Looking at the table of results I found one outlier article in the broad sheets’ readability: “Cheap Holiday? Take a Sheep”, it had almost 10 more on the Flesch scale than the previous article (sorted in ascending order). This outlier was hidden when the data was grouped into class sizes of 10. On reading the article I discovered that the article [Cheap Holiday? Take a Sheep] was written as a humorous and tabloid-style article, denoted by the heading. As I have a reasonable amount of data, this reduces the effect of this outlier on the sample population. There was no reason to remove the data; it is valid as it was found in a broad sheet newspaper.
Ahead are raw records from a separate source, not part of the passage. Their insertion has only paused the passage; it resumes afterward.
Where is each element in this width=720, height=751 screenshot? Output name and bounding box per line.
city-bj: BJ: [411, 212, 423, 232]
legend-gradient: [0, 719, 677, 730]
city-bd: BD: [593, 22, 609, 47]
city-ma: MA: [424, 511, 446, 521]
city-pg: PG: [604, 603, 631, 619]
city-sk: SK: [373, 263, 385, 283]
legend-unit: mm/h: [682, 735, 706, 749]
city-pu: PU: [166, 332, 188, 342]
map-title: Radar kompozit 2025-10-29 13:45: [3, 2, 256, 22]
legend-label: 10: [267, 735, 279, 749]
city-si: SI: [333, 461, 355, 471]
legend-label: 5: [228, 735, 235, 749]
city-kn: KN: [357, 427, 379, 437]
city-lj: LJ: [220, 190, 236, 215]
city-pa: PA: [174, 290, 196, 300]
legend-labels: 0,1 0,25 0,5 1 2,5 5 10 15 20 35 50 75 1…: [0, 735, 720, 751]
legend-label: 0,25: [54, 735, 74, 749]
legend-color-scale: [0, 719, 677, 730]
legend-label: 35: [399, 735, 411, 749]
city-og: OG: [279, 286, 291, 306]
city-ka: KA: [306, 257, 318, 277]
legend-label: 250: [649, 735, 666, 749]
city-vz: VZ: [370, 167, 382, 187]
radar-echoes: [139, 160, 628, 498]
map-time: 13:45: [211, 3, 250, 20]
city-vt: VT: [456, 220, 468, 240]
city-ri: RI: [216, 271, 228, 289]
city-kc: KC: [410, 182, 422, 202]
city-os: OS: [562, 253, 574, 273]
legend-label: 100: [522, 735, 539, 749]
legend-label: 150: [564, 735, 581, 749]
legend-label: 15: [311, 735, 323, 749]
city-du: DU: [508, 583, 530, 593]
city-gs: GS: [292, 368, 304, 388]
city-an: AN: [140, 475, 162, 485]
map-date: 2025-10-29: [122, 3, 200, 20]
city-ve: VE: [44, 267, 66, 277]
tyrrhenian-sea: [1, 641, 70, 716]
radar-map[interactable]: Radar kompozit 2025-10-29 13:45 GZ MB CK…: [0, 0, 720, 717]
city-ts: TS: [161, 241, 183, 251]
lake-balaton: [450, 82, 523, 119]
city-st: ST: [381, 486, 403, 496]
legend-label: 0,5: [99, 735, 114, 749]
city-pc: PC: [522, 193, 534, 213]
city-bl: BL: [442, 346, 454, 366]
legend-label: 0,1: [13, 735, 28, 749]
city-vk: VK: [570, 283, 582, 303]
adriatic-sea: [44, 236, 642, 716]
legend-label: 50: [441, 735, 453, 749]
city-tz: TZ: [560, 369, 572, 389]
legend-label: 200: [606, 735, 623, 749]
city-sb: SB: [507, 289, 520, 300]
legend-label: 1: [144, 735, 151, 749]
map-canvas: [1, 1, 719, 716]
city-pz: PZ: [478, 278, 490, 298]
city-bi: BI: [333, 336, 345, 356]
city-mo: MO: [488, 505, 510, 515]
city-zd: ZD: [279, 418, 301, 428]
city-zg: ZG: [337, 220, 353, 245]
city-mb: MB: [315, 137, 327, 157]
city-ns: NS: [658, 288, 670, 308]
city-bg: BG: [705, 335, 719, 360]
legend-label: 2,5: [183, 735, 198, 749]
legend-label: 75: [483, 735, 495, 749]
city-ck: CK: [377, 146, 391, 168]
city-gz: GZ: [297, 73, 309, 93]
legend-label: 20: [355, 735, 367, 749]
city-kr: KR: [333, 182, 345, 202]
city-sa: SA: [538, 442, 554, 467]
There would have been a bias in the data without looking at the real-life application of the standard deviation I would say the data due to the material available on the internet. I found collecting broad sheet newspaper articles was not too difficult as there were many broad sheet papers in the category in Yahoo! (internet search engine). Finding tabloid articles was very difficult as there are very few in the UK and a small list available in the US. Broad sheet newspapers are very up-to-date with internet technology; almost every broad sheet sold in the UK has its own web site. Tabloids are less keen to build web sites and continually updating the site, when their newspapers are published. Besides The Mirror and local tabloids, there was a very short list for Yahoo! to choose from, when making random searches – resulting in repetitions of search results. When I included US tabloids there were just enough tabloids available to retrieve a varied sample of article from different newspapers. I must consider the effect of the US newspapers articles included in this investigation as US English is different from UK English and articles are written in a different style. Fortunately, Flesch readability ease is unbiased by language irregularities as it only takes into consideration: syllables per word and the average length of sentences, which is almost unaffected by word order, spelling etc. If I wanted to extend this work I would manually copy and grammar check more newspaper articles, trying to obtain an equal number of US newspapers for each newspaper type, eliminating the possibility of having a US/UK English bias in the Flesch reading ease results. The method of finding articles on the internet is also biased as some papers will be excluded from the list as they have no web site. The actual selection of articles to include from a newspaper once the web site is visited is quite inaccurate. The method used for data collection for this investigation has been to take the first 2 articles, the subject matter of which hasn’t been obtained elsewhere previously. An example a random, almost unbiased method of data collection would be:
- Not use the internet to collect a limited set of data
- Select all newspapers on a certain date
- Have a numbered list all articles in newspapers
- Use the random function on a calculator to select an equal sample of articles for each type of newspaper
- Only to use UK national newspapers
This set up would involve a massive amount of tedious listing of all the broad sheet and tabloid newspapers in the UK on a certain date, and then copying of the randomly chosen articles for grammar checking. The parent population in this investigation would be of all the broad sheet and tabloid newspapers in the UK.
All comments are welcome, on this 1999 maths project. I created it in the early days of the web when few newspapers had a proper online presence.